In der deutschlandweit bekannte Fahrradkneipe „Pedale“ am Gersfelder Bahnhof gehen am Sonntag die Lichter aus. Eigentümer Jürgen Ehrhardt geht in Rente, die Gaststätte wird geschlossen.
„Ich drehe am Sonntagabend den Schlüssel rum und dann ist Feierabend“, sagt der 67-Jährige. Damit geht so etwas wie eine Ära zu Ende: Die Kneipe „Pedale“ war im Frühjahr 1994 im Bahnhof Gersfeld eröffnet worden und war die nach eigenen Angaben erste Fahrradkneipe Deutschlands. Und das ist wörtlich zu verstehen: Die Einrichtung ist stilecht. Die Stühle bestehen aus Fahrradgabeln und Felgen, die Garderobe aus gebogenen Rennlenkern, die Hängelampen über den Tischen tragen als
Schirme Fahrradhelme.
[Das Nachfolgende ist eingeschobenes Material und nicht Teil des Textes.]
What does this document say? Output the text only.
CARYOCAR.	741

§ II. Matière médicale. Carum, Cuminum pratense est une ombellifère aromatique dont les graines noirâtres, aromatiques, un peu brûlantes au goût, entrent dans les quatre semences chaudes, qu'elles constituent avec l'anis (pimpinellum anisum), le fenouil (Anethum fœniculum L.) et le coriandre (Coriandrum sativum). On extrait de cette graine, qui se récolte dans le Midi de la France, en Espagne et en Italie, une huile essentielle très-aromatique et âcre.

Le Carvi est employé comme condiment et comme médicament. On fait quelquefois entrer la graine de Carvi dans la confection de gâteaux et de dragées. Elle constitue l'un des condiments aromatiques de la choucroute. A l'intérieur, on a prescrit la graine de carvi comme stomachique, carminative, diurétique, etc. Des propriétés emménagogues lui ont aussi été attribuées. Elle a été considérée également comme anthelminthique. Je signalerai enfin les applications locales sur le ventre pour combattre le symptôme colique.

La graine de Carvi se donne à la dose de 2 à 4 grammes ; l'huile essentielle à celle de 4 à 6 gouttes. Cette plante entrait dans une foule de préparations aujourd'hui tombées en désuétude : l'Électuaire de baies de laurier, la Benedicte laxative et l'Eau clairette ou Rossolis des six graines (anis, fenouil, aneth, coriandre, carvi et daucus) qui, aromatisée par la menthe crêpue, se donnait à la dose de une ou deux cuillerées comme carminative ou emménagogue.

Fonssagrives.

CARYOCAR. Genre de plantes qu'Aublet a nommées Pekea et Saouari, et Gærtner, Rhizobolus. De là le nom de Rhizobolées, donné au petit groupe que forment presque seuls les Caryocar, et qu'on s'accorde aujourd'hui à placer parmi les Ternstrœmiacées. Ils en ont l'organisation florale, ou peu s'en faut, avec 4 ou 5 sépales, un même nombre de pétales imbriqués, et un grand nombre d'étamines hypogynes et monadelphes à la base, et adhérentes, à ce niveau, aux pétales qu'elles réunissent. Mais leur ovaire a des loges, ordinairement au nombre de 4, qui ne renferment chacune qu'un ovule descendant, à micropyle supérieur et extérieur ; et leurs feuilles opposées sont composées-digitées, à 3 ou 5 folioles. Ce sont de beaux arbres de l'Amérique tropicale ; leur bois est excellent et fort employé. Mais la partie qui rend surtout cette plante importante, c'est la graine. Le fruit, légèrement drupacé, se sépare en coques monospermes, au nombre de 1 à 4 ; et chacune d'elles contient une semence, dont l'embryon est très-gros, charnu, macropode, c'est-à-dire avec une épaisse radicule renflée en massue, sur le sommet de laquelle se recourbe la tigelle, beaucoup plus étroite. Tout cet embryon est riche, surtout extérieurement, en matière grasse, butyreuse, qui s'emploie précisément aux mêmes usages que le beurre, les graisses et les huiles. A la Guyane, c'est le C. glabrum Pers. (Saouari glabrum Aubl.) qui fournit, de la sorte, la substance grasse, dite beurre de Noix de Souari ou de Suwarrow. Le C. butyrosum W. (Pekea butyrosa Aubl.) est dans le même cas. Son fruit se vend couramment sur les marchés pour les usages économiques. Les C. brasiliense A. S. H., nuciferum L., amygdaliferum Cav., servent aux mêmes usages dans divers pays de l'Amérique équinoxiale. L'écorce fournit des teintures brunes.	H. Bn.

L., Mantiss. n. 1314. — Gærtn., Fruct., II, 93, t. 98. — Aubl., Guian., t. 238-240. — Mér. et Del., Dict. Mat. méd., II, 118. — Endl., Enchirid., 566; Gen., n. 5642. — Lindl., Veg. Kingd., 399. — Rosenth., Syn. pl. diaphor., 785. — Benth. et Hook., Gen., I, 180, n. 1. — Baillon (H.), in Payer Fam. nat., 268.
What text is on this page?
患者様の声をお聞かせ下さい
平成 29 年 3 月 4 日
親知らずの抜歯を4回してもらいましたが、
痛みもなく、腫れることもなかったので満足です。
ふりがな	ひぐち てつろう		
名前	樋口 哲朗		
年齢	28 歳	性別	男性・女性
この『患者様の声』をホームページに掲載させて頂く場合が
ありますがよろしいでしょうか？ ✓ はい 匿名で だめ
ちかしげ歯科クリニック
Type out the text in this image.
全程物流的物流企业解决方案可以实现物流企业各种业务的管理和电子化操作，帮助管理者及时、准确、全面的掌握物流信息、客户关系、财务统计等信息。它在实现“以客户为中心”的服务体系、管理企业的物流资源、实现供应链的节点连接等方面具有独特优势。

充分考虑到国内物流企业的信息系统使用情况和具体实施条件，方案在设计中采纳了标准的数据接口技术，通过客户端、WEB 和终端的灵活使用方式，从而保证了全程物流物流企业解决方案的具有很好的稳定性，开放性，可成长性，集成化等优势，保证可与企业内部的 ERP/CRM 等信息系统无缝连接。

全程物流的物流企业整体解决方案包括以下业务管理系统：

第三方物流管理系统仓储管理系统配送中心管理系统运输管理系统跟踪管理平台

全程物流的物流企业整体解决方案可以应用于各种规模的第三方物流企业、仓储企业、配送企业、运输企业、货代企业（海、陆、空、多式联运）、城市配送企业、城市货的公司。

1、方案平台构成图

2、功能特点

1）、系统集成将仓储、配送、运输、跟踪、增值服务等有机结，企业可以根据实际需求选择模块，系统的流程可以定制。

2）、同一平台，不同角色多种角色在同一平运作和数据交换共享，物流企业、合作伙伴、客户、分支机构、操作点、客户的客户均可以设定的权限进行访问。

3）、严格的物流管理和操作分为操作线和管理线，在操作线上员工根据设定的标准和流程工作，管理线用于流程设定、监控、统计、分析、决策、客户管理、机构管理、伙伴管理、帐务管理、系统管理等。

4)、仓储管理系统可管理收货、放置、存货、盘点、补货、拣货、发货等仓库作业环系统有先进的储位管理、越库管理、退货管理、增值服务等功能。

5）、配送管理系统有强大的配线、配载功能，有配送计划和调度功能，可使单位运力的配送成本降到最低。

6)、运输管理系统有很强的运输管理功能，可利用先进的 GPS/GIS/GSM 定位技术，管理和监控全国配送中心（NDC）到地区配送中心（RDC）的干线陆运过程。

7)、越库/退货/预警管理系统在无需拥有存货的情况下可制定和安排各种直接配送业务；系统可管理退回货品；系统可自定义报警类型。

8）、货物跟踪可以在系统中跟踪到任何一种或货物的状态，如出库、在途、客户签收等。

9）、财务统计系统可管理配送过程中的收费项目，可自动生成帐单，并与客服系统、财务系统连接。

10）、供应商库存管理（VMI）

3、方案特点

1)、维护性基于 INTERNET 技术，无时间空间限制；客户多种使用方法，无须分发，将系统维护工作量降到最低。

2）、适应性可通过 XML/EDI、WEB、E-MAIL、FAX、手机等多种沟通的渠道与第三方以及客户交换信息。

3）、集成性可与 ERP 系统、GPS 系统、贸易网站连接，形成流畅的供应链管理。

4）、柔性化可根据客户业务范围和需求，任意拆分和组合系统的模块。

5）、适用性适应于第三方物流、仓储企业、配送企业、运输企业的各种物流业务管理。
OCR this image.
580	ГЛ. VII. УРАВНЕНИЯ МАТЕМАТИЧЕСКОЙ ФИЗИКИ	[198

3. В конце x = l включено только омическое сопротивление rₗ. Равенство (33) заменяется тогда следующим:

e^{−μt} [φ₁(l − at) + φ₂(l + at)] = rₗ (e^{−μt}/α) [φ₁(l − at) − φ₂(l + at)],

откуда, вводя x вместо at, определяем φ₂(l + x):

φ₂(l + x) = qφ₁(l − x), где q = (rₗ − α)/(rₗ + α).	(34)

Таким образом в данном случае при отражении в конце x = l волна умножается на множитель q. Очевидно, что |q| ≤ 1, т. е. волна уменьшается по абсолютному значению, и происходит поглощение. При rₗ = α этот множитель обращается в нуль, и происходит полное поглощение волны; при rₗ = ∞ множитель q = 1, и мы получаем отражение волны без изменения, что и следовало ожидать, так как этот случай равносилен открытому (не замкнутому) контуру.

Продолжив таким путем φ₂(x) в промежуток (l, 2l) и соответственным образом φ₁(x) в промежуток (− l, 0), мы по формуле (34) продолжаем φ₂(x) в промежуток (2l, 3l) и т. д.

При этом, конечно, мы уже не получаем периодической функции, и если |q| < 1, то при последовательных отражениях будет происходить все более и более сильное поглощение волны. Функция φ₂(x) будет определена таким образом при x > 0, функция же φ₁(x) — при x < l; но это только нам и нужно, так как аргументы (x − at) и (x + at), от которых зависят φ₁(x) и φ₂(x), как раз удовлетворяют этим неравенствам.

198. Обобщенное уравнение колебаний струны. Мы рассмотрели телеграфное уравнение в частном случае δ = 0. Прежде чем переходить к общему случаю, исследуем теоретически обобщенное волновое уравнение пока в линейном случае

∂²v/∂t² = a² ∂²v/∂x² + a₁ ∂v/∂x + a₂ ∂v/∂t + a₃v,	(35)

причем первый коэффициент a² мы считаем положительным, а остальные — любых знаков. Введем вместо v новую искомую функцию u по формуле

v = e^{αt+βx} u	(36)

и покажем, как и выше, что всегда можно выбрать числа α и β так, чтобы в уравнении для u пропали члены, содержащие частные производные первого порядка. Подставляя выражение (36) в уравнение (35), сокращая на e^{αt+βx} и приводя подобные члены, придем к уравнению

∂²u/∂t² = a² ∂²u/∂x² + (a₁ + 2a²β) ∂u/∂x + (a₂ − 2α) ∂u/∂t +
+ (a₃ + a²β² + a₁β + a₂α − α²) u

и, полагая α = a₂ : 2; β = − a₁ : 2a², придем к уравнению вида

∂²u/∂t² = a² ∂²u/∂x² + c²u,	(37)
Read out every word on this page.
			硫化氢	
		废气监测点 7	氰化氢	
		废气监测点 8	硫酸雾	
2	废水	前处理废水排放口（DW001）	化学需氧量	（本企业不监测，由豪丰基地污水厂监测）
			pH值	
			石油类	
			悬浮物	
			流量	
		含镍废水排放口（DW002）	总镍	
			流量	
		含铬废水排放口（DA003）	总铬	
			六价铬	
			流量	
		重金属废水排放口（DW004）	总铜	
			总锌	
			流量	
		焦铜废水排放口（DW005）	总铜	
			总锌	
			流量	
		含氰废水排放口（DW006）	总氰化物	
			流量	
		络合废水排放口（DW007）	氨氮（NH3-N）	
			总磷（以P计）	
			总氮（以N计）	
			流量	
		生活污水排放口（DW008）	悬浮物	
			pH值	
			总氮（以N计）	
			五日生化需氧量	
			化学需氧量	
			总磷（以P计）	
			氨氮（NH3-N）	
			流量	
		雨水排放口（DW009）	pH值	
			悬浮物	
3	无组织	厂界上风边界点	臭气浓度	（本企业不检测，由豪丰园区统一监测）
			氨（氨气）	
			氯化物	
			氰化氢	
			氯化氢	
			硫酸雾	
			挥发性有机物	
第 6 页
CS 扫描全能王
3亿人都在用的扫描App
Die Wände zieren Bilder mit Fahrradmotiven und Abdrücke von Fahrradreifen. „Die Möbel habe ich selbst hergestellt, die gibt es sonst nirgends auf der Welt.“ Gezapft wird Bier, das durch einen Fahrradrahmen fließt. Auf der Speisekarte stehen Satteltaschen und Strampelsaft, Bremszüge und Kettenöl, Strammer Radler und Fahrrad-Lack. Bei den Gästen kommt das gut an: Im Gästebuch haben sich Radfahrer und Freunde der Kneipe aus der ganzen Welt eingetragen. Schon wer vor dem Lokal steht, weiß, dass am Bahnhof Fahrräder und Radler im Mittelpunkt stehen: An der Fassade sind vier Zweiräder übereinander angebracht – so wie die Tiere der Bremer Stadtmusikanten. Sie verweisen auf die Herkunft der Ehrhardts: Jürgen und Irene stammen aus Bremerhaven. Sie waren vor mehr als 30 Jahren nach Gersfeld gekommen, Jürgen hatte hier eine Stelle in der Jugendarbeit angenommen. Anfang der 90er Jahre mietete er den Bahnhof und eröffnete darin zuerst einen Fahrradladen und danach die Fahrradkneipe. Sie liegt am hessischen Fernradweg R 1.
Bedauern von den Gästen
Überraschend kommt die Schließung nicht: „Ich habe immer gesagt, mit 67 gehe ich in Rente“, sagt der Wahl-Gersfelder. Außerdem wolle die Bahn das Gebäude verkaufen. Die Gäste, die am Freitag zum traditionellen freitäglichen Essenstammtisch und zum Public Viewing kamen, drückten ihr Bedauern aus. „Hier fühlten wir uns alle wie zu Hause“, sagt Karl-Heinz Hingst, Mitglied einer Tippgemeinschaft und Stammgast. Die Atmosphäre sei familiär, er könne mit dem Wirt über alles reden. Ob er und sein Stammtisch sich nach der Schließung ein anderes Lokal suchen, weiß er noch nicht. Ähnlich äußert sich Gast Klaus Heiligenstühler. Die Schließung nennt er „einen Schlag für den Tourismus“. Gersfeld werde ein Imageproblem bekommen: Bislang war das „Pedale“ für viele Touristen und Sportler, die mit dem Zug anreisten, die erste Anlaufstelle. Ehrhardt gab Tipps zu Radstrecken, Sehenswürdigkeiten und Übernachtungsmöglichkeiten. Demnächst sei der Bahnhof verwaist oder sogar verbrettert. „Hier geht ein Stück Lebensqualität verloren.“ Was aus dem Kleinod der Radler an Gersfelds wohl wichtigstem Touristenort passiert, ist unklar. In der kommenden Woche räumt Ehrhardt das Lokal aus. Die Einrichtung soll demnächst deutschlandweit versteigert werden. „Vielleicht findet sich jemand, der solch eine Kneipe an einem Radweg wieder aufbauen will.“ Wehmütig ist der Rentner nicht. „Irgendwann ist eben Schluss.“ Fahrradfreunden wird Ehrhardt auch mit 67 erhalten bleiben: Er schließt zwar die Kneipe, eine neue Geschäftsidee rund um das Velo hat er aber schon in der Schublade. Wer die besondere Atmosphäre der Fahrradkneipe erleben will, kann dies heute, Samstag, und morgen, Sonntag, tun: Sie befindet sich am Bahnhof und hat jeweils von 10 bis 20 Uhr geöffnet.